Now, with that said, keep in mind--

The default manifest in manifests/yugabyte.yml will automatically change the cassandra user password to an autogenerated password of ((ycql_cassandra_password)). The cassandra user is then used for other internal administrative tasks, like provisioning other users, etc. It also provides a default "superuser" of admin with a password of ((ycql_superuser_admin_password)). The intent is that this user be used by consuming applications instead of cassandra/cassandra. That's the current ideal, at least.

In order to change the password of a user through ycql.databases.superusers[*].password: some_password, just change the value of some_password in-place. The root cassandra user is used internally to ALTER those superusers, so you don't need to worry about doing fancy swapouts of those passwords. Just change it in the deployment manifest, and it'll rotate on the next deploy.

cutting releases

Having a fully automated release process is a goal. But we want to make sure it's done well, and would like to have it done using github actions if possible. But until then, here's the general workflow. We're assuming any bosh add-blobs and bosh upload-blobs commands have been git commit'ed if blobs are changing, and now we're on the release process.
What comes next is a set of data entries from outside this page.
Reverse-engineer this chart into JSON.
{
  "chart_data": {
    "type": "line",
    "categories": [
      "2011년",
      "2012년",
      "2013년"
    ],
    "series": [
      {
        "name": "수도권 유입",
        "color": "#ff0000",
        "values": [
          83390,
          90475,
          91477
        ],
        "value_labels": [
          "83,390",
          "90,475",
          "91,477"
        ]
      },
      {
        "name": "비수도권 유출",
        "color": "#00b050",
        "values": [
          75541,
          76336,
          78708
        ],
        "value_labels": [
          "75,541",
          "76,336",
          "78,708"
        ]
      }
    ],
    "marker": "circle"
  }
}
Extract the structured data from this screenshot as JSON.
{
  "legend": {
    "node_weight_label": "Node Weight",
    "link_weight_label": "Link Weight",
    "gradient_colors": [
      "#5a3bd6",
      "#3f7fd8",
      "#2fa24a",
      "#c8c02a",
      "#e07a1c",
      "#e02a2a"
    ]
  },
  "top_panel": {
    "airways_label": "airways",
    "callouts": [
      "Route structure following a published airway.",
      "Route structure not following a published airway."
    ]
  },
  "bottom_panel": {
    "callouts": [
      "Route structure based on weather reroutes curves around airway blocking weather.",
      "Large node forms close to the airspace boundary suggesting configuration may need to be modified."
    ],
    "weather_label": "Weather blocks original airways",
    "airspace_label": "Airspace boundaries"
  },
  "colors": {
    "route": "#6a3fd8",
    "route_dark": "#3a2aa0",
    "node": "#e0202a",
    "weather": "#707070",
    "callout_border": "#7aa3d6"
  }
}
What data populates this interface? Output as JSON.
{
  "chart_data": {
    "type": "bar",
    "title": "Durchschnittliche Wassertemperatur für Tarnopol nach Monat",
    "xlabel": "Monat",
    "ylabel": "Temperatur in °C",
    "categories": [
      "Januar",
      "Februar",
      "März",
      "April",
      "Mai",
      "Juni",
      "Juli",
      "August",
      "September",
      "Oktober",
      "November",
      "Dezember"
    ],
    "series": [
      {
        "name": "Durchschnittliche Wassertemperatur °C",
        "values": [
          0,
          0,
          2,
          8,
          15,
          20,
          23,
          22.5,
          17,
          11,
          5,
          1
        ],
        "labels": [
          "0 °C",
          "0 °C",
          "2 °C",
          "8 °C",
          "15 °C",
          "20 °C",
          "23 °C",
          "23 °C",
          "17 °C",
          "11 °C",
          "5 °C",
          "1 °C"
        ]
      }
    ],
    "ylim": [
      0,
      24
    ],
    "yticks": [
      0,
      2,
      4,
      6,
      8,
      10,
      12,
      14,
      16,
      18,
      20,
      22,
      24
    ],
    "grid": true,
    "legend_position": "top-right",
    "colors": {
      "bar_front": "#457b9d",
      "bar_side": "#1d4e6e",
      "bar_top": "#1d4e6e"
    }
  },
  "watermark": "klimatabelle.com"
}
NOTE: before cutting a new release, make sure that the contents of src/yugabyte-additional/post_install.sh have proper values of ORIG_BREW_HOME and ORIG_LEN and such depending on the upstream version of yugabyte being cut.

cd yugabyte-boshrelease

# first of all, your workspace needs to be up-to-date and clean of dirty commits,
# or else you'll commit something inadvertently to this release
git pull origin main

# to pull all blobs from s3 to local directory, if necessary
bosh sync-blobs

git checkout -b release-x.y.z

# place the release tgz in your /tmp dir in order to calculate a shasum on it, and to upload to a github release
bosh create-release --final --version=x.y.z --tarball=/tmp/yugabyte-x.y.z.tgz

# this will be used to update the versions.yml
shasum -a 1 /tmp/yugabyte-x.y.z.tgz

# use that shasum value to update the manifests/versions.yml
yugabyte_boshrelease_sha1: 582c112d4621361a031e530885f5653868f1bbd0
yugabyte_boshrelease_version: x.y.z

# git commit all of this to the branch
git add -A
git commit -m "release-x.y.z"
git push origin release-x.y.z

# squash 'n merge it into main

now for making the release available as an actual github release:

# after squashing and merging into main...
git checkout main
git pull origin main

# notice the lack of 'v' prefix. not a fan of it.
git tag x.y.z
git push origin --tags

then go to the github releases page, click on the release for the newly created tag, and configure the release with a title, release notes, and an asset copy of the tarball from /tmp/yugabyte-x.y.z.tgz

voila, you're set.

contributing

Ideas, feedback, bug reports, etc. are all welcome, but by no means guaranteed to be implemented, responded to, or merged.